You remember the Aussie Barbecue that I went to on Cup Eve? Well, since we’re “the ones that do all the cooking”, we wound up taking home most of the leftovers. One of which was an entire gallon (nearly 4 litres!) of apple juice. I don’t drink fruit juice normally, since I prefer to spend my calorie intake on food, and I normally drink water, tea or coffee. Or martinis (not really).
On the other hand, Tobias, the Doctor, and our friend B absolutely love anything to do with apples, so they suggested that I make some apple cider for Christmas. I decided to go one step further.
Well, actually, no – it was more when I was looking up recipes for cider that I came across appelstroop, a Dutch apple syrup made from reducing apple juice to a glaze, and adding sugar and molasses. There are a couple of recipes floating around online, so I combined what I thought were the best parts of all of them.
Appelstroop – Dutch Apple Syrup
Makes 3 cups (~3 small jars). Practically no time to prep, 20-60 minutes cooking time.
4 cups apple juice – the best quality you can get, at the very least, get something with no added sugar, preservatives or colour
1 cup white sugar (the type matters, read on)
2 tbsp Molasses
Bunch of whole spices – I used 2 cinnamon sticks, 6 cloves and a couple of pieces of mace
Large, wide saucepan
Using the widest, heaviest pan you have will reduce the amount of cooking time for this recipe. Wide, because this will increase the surface area of the liquid, hence speeding up evaporation. Heavy, because you want even heat distribution to reduce the chance of burning the syrup.

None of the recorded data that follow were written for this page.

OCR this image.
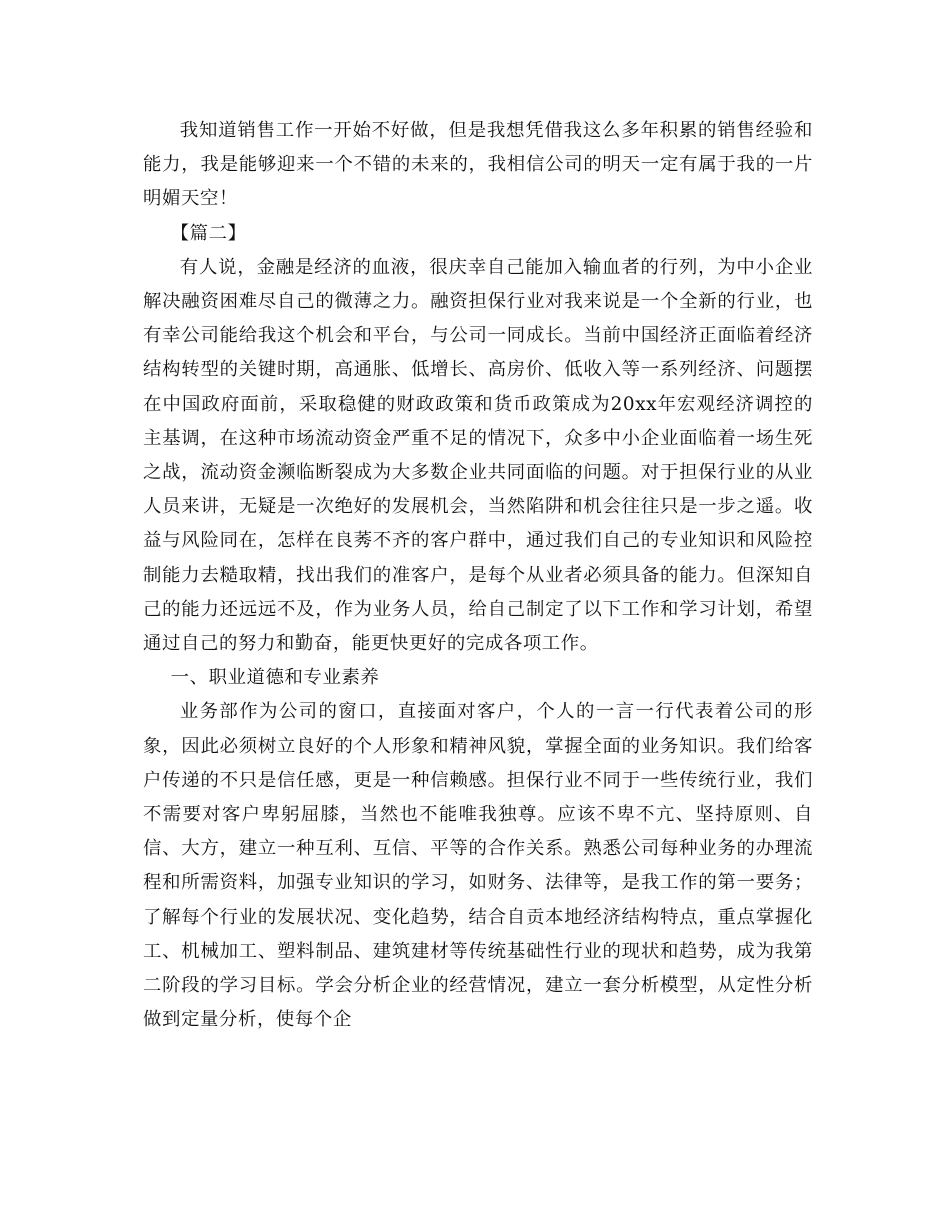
我知道销售工作一开始不好做，但是我想凭借我这么多年积累的销售经验和能力，我是能够迎来一个不错的未来的，我相信公司的明天一定有属于我的一片明媚天空！

【篇二】

有人说，金融是经济的血液，很庆幸自己能加入输血者的行列，为中小企业解决融资困难尽自己的微薄之力。融资担保行业对我来说是一个全新的行业，也有幸公司能给我这个机会和平台，与公司一同成长。当前中国经济正面临着经济结构转型的关键时期，高通胀、低增长、高房价、低收入等一系列经济、问题摆在中国政府面前，采取稳健的财政政策和货币政策成为20xx年宏观经济调控的主基调，在这种市场流动资金严重不足的情况下，众多中小企业面临着一场生死之战，流动资金濒临断裂成为大多数企业共同面临的问题。对于担保行业的从业人员来讲，无疑是一次绝好的发展机会，当然陷阱和机会往往只是一步之遥。收益与风险同在，怎样在良莠不齐的客户群中，通过我们自己的专业知识和风险控制能力去糙取精，找出我们的准客户，是每个从业者必须具备的能力。但深知自己的能力还远远不及，作为业务人员，给自己制定了以下工作和学习计划，希望通过自己的努力和勤奋，能更快更好的完成各项工作。

一、职业道德和专业素养

业务部作为公司的窗口，直接面对客户，个人的一言一行代表着公司的形象，因此必须树立良好的个人形象和精神风貌，掌握全面的业务知识。我们给客户传递的不只是信任感，更是一种信赖感。担保行业不同于一些传统行业，我们不需要对客户卑躬屈膝，当然也不能唯我独尊。应该不卑不亢、坚持原则、自信、大方，建立一种互利、互信、平等的合作关系。熟悉公司每种业务的办理流程和所需资料，加强专业知识的学习，如财务、法律等，是我工作的第一要务；了解每个行业的发展状况、变化趋势，结合自贡本地经济结构特点，重点掌握化工、机械加工、塑料制品、建筑建材等传统基础性行业的现状和趋势，成为我第二阶段的学习目标。学会分析企业的经营情况，建立一套分析模型，从定性分析做到定量分析，使每个企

I picked up some nice looking glass jars from a discount shop nearby – since these were going to be Christmas presents, I had ideas of decorating the jars with ribbons and cute things… yeah, that totally happened.

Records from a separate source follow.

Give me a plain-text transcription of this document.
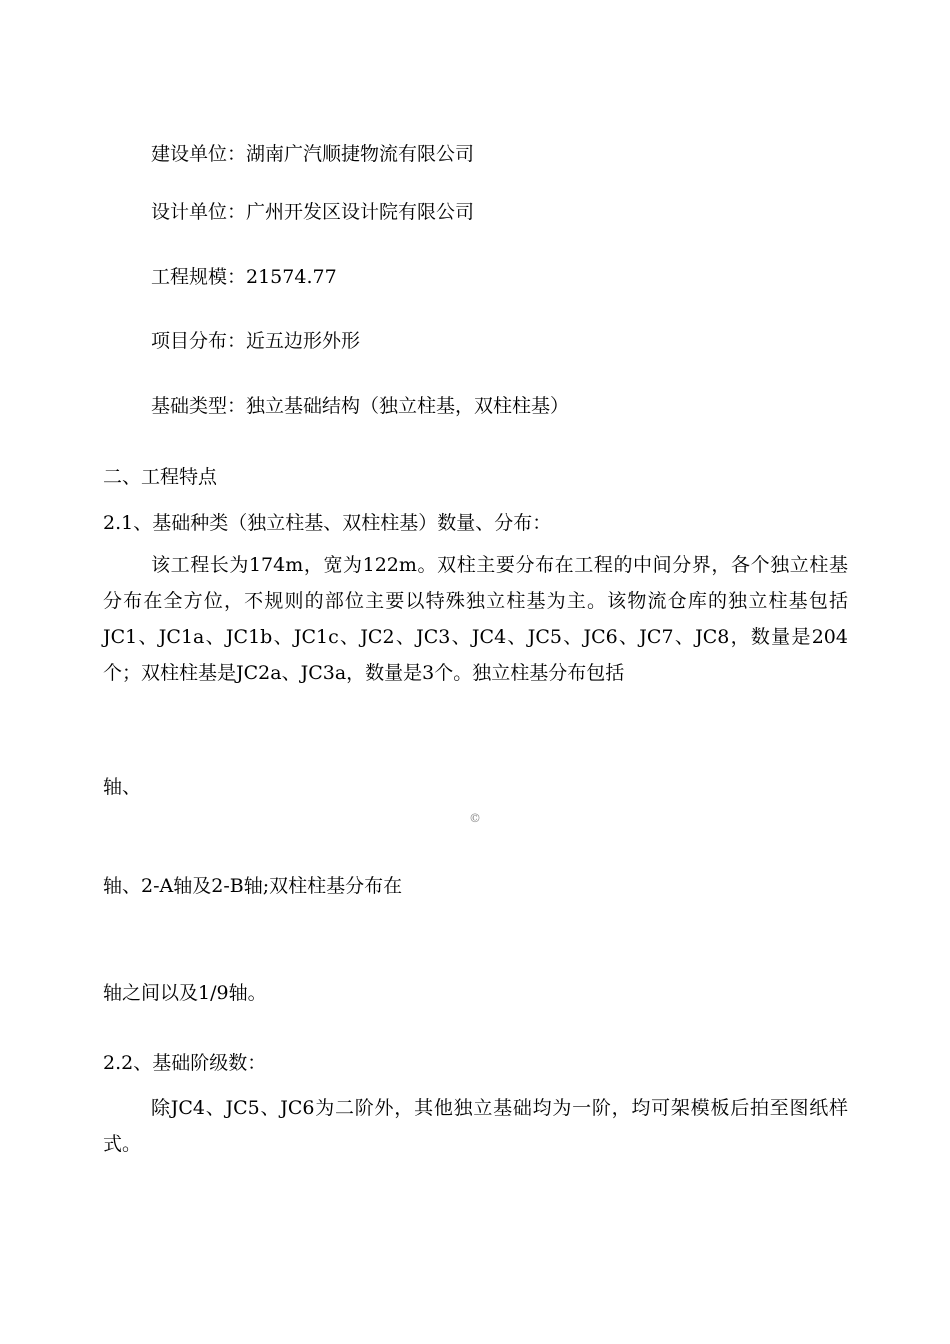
建设单位：湖南广汽顺捷物流有限公司
设计单位：广州开发区设计院有限公司
工程规模：21574.77
项目分布：近五边形外形
基础类型：独立基础结构（独立柱基，双柱柱基）
二、工程特点
2.1、基础种类（独立柱基、双柱柱基）数量、分布：
该工程长为174m，宽为122m。双柱主要分布在工程的中间分界，各个独立柱基分布在全方位，不规则的部位主要以特殊独立柱基为主。该物流仓库的独立柱基包括JC1、JC1a、JC1b、JC1c、JC2、JC3、JC4、JC5、JC6、JC7、JC8，数量是204个；双柱柱基是JC2a、JC3a，数量是3个。独立柱基分布包括
轴、
©
轴、2-A轴及2-B轴;双柱柱基分布在
轴之间以及1/9轴。
2.2、基础阶级数：
除JC4、JC5、JC6为二阶外，其他独立基础均为一阶，均可架模板后拍至图纸样式。
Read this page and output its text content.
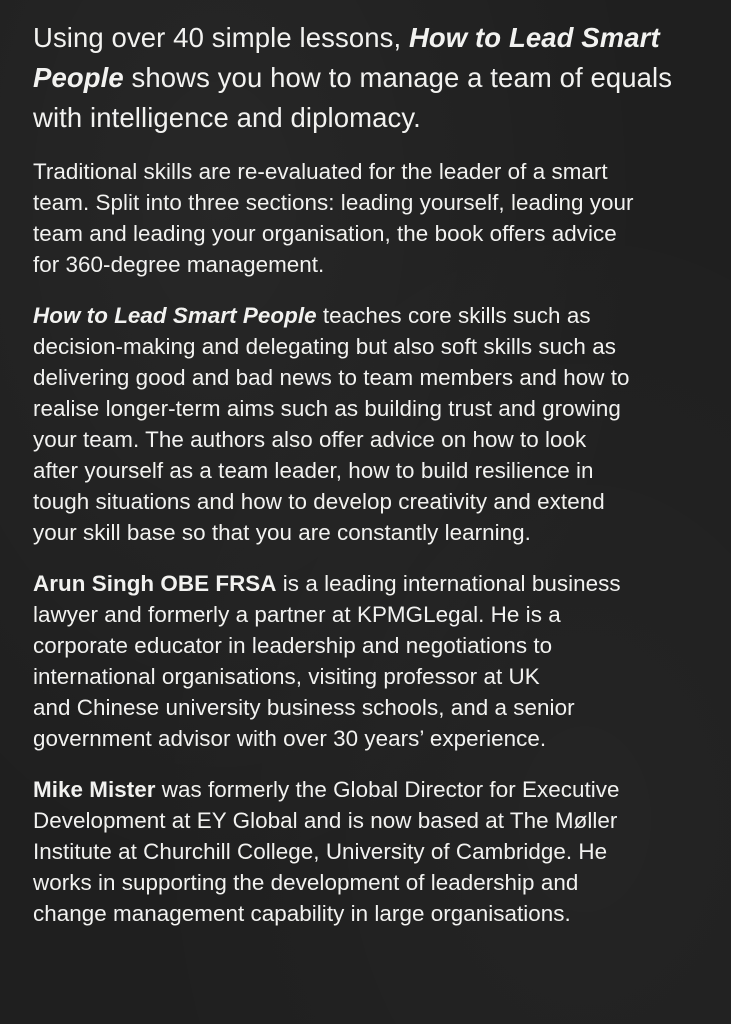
Using over 40 simple lessons, How to Lead Smart
People shows you how to manage a team of equals
with intelligence and diplomacy.

Traditional skills are re-evaluated for the leader of a smart
team. Split into three sections: leading yourself, leading your
team and leading your organisation, the book offers advice
for 360-degree management.

How to Lead Smart People teaches core skills such as
decision-making and delegating but also soft skills such as
delivering good and bad news to team members and how to
realise longer-term aims such as building trust and growing
your team. The authors also offer advice on how to look
after yourself as a team leader, how to build resilience in
tough situations and how to develop creativity and extend
your skill base so that you are constantly learning.

Arun Singh OBE FRSA is a leading international business
lawyer and formerly a partner at KPMGLegal. He is a
corporate educator in leadership and negotiations to
international organisations, visiting professor at UK
and Chinese university business schools, and a senior
government advisor with over 30 years’ experience.

Mike Mister was formerly the Global Director for Executive
Development at EY Global and is now based at The Møller
Institute at Churchill College, University of Cambridge. He
works in supporting the development of leadership and
change management capability in large organisations.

Start by pouring the apple juice into the cold pan. I was making four times the original recipe, so I actually wound up doing this in batches.
Pour in the sugar, and carefully stir to start dissolving it. Put the pan on to medium heat, and continue stirring until it’s all dissolved.
The reason why the type of sugar matters is because:
- Different types of sugar have different sized crystals – if you used caster sugar, you’d wind up using far more, if you use raw sugar, you’d wind up using a bit less
- Raw, demerara or muscovado sugars (basically all the brown ones) have either added or natural amounts of molasses in them. Since you’re also adding molasses to the syrup, you might want to reduce that amount slightly so you don’t overwhelm the flavour of the apple juice
Don’t overfill the pan, or stirring will become difficult!
When the sugar has dissolved, add the spices and bring the heat up to high. You can cover the pan to help it come to a boil quicker, but once it’s come to the boil, remove the lid so it can start reducing.
Measure out your molasses. I first saw these plunger measuring cups on Alton Brown’s Good Eats, and managed to find a similar set at a random homewares shop. It’s much more useful for sticky ingredients like molasses, honey, peanut butter, maple syrup… All the good things in life! If you don’t have a plunger, you can spray the inside of a normal measuring cup with no-stick spray or cooking oil spray, but I find the taste of the spray carries over into the food you’re making.
While the syrup continues to reduce, wash and dry the jars and lids thoroughly. Preheat your oven to 200C, and then bake the jars for 20-25 minutes to sterilise them. If your lids are oven safe, you can sterilise them along with the jars, otherwise, a good long soak and scrub in hot water should be fine.
Ideally, you’d want to time it so that the syrup is done shortly after the jars have been sterilised, and still warm from the oven. Since I was doing this in batches, I covered the jars with a clean tea towel and put them aside while I was taking pictures. As long as the jars are not stone-cold, and the syrup not literally boiling hot, you shouldn’t have any problems with thermal shock (ie: glass exploding from heat).
Safety – it’s what’s for Christmas!
Let the syrup cool inside the uncovered jars until they are room temperature, then lid up, and put it in the fridge. Appelstroop will pretty much keep indefinitely in the fridge, but as always, if you see any furry or splotchy growths, quietly (but responsibly!) dispose of it.